Tuesday, November 24, 2015
The Federal Financial Institutions Examination Council (FFIEC) members issued a statement alerting financial institutions to the increasing frequency and severity of cyber attacks involving extortion. The statement describes steps financial institutions should take to respond to these attacks and highlights resources institutions can use to mitigate the risks posed by such attacks.
Cyber attacks against financial institutions to extort payment in return for the release of sensitive information are increasing. Financial institutions should address this threat by conducting ongoing cybersecurity risk assessments and monitoring of controls and information systems. In addition, financial institutions should have effective business continuity plans to respond to this type of cyber attack to ensure resiliency of operations.
Financial institutions are also encouraged to notify law enforcement and their primary regulator or regulators of a cyber attack involving extortion.
Cyber criminals and activists use a variety of tactics, such as ransomware, denial of service (DoS), and theft of sensitive business and customer information to extort payment or other
concessions from victims. In some cases, these attacks have caused significant impacts on a businesses’ access to data and ability to provide services. Other businesses have incurred serious damage through the release of sensitive information.

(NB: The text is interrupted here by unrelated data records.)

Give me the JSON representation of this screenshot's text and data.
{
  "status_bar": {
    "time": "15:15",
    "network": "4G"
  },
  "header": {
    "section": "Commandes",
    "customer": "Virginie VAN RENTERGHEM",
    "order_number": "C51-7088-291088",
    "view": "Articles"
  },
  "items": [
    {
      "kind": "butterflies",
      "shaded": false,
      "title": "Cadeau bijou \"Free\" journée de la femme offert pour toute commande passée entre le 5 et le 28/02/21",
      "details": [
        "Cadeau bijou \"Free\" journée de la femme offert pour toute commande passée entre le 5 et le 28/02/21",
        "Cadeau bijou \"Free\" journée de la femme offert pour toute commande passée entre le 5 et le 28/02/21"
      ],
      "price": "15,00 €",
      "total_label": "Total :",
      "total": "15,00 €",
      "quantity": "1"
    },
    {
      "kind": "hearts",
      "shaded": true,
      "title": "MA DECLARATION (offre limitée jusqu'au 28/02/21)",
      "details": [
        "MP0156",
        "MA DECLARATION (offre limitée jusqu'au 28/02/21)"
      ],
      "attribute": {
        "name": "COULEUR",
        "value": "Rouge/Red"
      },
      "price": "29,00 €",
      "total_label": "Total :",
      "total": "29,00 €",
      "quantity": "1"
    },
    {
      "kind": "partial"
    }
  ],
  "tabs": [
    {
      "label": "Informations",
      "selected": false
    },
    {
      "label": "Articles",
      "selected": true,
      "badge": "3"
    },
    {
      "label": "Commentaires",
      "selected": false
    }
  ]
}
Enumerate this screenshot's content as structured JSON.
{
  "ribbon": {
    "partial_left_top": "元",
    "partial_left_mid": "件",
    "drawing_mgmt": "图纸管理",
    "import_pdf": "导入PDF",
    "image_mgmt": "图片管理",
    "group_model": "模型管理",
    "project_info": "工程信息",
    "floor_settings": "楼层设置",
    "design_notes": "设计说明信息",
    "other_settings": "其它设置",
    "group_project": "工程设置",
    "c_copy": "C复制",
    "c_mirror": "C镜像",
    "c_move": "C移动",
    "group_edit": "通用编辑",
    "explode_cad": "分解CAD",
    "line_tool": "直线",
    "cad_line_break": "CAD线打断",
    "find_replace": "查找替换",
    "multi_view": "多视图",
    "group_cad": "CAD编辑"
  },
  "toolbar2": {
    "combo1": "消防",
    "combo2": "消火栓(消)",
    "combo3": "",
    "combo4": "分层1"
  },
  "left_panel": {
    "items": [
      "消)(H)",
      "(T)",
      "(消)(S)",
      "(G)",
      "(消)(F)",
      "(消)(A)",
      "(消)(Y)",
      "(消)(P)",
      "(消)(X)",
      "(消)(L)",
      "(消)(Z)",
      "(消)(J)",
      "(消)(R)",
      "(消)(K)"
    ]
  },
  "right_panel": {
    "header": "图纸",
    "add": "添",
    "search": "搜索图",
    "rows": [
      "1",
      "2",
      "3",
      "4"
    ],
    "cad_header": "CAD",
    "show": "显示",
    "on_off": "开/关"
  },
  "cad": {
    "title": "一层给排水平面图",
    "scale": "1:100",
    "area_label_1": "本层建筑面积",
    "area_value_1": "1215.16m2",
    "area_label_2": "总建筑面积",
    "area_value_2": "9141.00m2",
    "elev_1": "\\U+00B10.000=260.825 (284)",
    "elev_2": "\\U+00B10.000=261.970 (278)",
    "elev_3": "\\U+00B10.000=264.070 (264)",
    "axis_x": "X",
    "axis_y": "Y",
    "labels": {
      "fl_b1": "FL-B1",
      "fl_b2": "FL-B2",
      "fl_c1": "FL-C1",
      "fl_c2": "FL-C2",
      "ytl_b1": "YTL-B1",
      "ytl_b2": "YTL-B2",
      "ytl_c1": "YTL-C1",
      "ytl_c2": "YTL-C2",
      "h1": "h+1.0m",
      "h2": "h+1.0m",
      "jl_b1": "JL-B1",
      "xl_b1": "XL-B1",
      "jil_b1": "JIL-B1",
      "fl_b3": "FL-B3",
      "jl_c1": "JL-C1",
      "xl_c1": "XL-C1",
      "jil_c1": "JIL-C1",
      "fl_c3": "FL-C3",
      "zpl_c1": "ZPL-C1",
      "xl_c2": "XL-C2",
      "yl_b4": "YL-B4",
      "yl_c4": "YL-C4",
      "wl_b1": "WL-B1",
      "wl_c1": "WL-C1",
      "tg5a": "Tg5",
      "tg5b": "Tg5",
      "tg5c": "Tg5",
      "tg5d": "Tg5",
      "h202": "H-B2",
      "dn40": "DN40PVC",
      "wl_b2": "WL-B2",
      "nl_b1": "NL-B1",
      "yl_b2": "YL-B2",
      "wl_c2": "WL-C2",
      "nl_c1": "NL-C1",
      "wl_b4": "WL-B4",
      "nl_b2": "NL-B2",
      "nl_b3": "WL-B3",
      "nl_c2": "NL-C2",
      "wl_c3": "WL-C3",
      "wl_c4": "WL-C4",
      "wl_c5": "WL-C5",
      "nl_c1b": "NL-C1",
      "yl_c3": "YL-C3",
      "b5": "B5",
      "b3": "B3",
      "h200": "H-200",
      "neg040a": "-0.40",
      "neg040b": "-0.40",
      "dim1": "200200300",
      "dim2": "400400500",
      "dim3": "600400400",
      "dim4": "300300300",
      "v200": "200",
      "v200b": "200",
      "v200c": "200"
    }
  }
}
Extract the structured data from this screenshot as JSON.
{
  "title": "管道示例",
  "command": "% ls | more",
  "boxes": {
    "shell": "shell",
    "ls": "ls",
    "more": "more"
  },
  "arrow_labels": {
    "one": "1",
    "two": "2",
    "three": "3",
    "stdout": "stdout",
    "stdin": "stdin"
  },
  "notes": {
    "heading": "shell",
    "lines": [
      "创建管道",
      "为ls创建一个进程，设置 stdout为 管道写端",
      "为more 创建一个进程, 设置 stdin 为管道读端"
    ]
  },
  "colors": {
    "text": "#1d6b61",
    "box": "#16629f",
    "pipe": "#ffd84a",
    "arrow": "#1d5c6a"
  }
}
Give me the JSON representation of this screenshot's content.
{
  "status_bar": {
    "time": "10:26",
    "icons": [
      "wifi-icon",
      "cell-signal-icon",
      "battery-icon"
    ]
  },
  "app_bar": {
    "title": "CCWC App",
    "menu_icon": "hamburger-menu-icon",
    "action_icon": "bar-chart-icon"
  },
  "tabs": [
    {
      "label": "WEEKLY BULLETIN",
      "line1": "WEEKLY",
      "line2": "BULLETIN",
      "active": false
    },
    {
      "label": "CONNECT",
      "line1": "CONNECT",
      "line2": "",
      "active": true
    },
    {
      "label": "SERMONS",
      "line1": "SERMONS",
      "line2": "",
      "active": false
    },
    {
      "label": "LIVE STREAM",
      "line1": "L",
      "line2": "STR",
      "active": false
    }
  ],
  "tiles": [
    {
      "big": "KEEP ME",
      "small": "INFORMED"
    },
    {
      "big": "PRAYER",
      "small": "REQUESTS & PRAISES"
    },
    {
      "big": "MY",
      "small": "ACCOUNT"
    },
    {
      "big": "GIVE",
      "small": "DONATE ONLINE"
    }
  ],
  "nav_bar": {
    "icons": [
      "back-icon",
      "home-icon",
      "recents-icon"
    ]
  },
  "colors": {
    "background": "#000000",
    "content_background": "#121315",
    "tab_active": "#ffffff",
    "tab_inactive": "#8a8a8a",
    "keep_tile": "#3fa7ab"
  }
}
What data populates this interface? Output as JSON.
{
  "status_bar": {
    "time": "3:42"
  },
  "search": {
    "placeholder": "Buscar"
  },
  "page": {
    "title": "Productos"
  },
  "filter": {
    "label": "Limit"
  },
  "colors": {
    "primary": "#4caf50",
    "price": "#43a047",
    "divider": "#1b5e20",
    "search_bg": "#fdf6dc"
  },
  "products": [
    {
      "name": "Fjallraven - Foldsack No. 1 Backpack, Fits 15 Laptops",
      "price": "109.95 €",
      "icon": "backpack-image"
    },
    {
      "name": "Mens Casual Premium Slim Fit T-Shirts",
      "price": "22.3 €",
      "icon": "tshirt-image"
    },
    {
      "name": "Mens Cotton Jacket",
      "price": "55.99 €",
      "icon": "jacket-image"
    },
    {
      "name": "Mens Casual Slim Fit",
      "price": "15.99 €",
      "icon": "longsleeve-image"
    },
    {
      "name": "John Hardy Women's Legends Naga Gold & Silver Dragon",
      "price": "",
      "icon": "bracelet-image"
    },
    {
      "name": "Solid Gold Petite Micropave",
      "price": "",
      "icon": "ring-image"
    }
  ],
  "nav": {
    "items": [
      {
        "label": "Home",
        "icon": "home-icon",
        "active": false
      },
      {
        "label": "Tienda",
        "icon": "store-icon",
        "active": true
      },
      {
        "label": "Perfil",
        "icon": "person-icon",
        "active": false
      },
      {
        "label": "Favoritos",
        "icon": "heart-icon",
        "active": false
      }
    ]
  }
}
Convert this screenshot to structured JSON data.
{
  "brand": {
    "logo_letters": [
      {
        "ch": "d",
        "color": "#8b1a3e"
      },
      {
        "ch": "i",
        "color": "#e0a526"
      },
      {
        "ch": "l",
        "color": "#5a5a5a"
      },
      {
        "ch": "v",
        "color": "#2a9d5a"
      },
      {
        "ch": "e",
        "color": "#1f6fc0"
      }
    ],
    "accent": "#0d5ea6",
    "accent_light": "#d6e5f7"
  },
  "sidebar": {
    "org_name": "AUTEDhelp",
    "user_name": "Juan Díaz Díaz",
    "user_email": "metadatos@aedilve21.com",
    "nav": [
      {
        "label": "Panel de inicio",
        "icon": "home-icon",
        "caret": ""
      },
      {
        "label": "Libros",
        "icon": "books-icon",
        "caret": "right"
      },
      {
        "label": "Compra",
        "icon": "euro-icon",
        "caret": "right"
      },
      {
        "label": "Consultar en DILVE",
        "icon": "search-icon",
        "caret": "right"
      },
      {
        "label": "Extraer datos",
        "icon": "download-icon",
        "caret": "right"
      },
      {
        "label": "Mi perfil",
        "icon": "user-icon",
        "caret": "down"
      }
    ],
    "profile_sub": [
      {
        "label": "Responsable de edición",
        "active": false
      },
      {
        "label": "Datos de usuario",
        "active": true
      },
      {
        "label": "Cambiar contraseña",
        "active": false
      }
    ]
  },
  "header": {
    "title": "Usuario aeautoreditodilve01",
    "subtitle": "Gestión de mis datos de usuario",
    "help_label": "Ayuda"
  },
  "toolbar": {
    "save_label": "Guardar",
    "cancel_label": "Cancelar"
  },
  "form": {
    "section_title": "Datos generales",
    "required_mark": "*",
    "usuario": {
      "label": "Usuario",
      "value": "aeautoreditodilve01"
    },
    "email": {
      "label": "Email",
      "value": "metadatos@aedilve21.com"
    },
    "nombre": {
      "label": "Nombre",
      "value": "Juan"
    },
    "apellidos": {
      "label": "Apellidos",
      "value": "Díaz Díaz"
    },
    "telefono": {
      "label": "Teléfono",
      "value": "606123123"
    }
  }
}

Financial institutions should ensure that their risk management processes and business continuity planning address the risks from these types of cyber attacks, consistent with the risk management practices identified in previous FFIEC joint statements and the FFIEC Information Technology Examination Handbook , specifically the “Business Continuity Planning” and “Information Security” booklets. Related FFIEC joint statements are titled “Destructive Malware,” “Cyber Attacks Compromising Credentials,” and “Distributed Denial-of-Service (DDoS) Cyber-Attacks, Risk Mitigation, and Additional Resources.”
Consistent with FFIEC and member guidance, financial institutions should consider taking the following steps:
- Conduct ongoing information security risk assessments
- Securely configure systems and services.
- Protect against unauthorized access.
- Update information security awareness and training programs, as necessary, to include cyber attacks involving extortion.
- Review, update, and test incident response and business continuity plans periodically.
- Participate in industry information-sharing forums.
- Perform security monitoring, prevention, and risk mitigation.
- Implement and regularly test controls around critical systems.